CRICHTON, GEORGE, an author of considerable merit in the seventeenth century, was professor of Greek in the university of Paris. He was a native of Scotland, but very little is known of his personal history. He wrote several poems and orations in the Latin language.

CRICHTON, or CREYGHTON, ROBERT, a learned prelate, was born of an ancient family, at Dunkeld, in Perthshire, in 1593. He was educated at Westminster school, whence, in 1613, he was elected to Trinity college, Cambridge, where he took his degrees in arts, and was chosen Greek professor and university orator. In 1632 he was made treasurer of the cathedral of Wells, of which he was canon residentiary. He was also prebendary of Taunton, and had a living in Somersetshire.
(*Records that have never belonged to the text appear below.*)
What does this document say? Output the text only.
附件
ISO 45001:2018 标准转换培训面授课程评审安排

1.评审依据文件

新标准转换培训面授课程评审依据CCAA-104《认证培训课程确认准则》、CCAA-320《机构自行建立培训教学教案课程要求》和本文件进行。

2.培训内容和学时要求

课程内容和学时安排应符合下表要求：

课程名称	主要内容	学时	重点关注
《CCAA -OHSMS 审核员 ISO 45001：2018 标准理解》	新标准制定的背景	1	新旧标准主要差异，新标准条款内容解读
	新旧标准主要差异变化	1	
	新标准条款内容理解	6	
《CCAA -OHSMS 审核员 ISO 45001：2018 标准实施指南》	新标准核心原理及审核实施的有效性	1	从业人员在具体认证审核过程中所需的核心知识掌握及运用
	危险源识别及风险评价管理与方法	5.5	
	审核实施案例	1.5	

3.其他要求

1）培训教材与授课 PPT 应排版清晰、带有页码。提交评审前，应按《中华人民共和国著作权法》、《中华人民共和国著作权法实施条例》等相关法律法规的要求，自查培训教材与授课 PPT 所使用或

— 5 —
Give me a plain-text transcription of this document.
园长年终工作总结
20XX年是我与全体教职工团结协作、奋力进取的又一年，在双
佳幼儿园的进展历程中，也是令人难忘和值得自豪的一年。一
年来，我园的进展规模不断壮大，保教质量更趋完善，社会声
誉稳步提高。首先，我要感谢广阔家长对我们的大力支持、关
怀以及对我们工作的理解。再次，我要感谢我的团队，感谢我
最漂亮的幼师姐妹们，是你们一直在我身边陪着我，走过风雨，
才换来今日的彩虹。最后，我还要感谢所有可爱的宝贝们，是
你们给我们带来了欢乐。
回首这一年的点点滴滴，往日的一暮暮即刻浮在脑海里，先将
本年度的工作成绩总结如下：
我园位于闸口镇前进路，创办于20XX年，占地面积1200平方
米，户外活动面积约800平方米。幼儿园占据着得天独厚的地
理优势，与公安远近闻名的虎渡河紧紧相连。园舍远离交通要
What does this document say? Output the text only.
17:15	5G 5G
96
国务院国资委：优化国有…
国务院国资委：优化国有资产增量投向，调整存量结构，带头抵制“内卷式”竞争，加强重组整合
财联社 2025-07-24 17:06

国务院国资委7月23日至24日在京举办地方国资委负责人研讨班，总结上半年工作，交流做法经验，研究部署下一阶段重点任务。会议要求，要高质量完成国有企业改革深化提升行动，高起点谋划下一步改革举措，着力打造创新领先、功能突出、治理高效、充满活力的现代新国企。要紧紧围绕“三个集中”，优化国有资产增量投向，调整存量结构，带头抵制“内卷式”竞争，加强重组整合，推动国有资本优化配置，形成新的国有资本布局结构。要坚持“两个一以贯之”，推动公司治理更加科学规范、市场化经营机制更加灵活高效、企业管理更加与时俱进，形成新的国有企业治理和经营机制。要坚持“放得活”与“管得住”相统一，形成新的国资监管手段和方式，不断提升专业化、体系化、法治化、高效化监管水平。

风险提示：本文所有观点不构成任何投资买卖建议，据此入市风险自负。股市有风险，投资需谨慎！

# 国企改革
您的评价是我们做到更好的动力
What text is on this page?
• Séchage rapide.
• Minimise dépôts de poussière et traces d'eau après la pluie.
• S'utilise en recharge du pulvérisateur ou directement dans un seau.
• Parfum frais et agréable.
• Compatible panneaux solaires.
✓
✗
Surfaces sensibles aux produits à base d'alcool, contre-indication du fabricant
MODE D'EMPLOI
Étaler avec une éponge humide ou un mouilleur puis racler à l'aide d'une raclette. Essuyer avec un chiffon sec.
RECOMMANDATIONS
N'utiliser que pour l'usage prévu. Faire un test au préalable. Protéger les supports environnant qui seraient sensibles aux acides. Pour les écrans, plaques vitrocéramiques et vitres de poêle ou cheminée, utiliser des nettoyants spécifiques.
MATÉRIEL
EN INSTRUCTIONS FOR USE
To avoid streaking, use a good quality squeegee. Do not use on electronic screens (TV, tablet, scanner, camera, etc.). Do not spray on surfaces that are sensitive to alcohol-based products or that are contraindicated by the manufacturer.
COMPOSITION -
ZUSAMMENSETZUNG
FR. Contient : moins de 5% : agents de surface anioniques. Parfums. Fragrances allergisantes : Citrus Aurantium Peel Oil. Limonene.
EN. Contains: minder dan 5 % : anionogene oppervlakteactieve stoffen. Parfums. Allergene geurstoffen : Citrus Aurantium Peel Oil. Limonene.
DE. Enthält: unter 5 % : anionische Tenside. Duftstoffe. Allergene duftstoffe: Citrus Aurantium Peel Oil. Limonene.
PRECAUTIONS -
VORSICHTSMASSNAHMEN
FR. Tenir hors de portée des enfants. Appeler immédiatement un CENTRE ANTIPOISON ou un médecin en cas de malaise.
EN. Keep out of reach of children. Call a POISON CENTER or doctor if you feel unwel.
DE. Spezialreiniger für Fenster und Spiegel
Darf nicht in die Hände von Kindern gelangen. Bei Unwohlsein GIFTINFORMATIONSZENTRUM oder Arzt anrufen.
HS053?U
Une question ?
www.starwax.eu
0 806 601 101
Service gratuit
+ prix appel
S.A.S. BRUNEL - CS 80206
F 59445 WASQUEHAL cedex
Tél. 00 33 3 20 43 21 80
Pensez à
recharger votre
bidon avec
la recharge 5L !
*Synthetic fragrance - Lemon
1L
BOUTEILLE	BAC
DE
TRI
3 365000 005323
In 1637 he was admitted to the degree of D.D. In the beginning of the civil wars he joined the king’s troops at Oxford. But he was obliged afterwards to escape into Cornwall, in the dress of a day-labourer. He subsequently found his way to the Continent, when Charles the Second employed him as his chaplain, and bestowed on him the deanery of Wells, of which he took possession at the restoration. In 1670, he was promoted to the see of Bath and Wells, which he held till his death, November 21, 1672. His only publication was a translation from Greek into Latin of Sylvester Sguropulus’s History of the Council of Florence, printed at the Hague, 1660. Wood says some of his Sermons were also in print.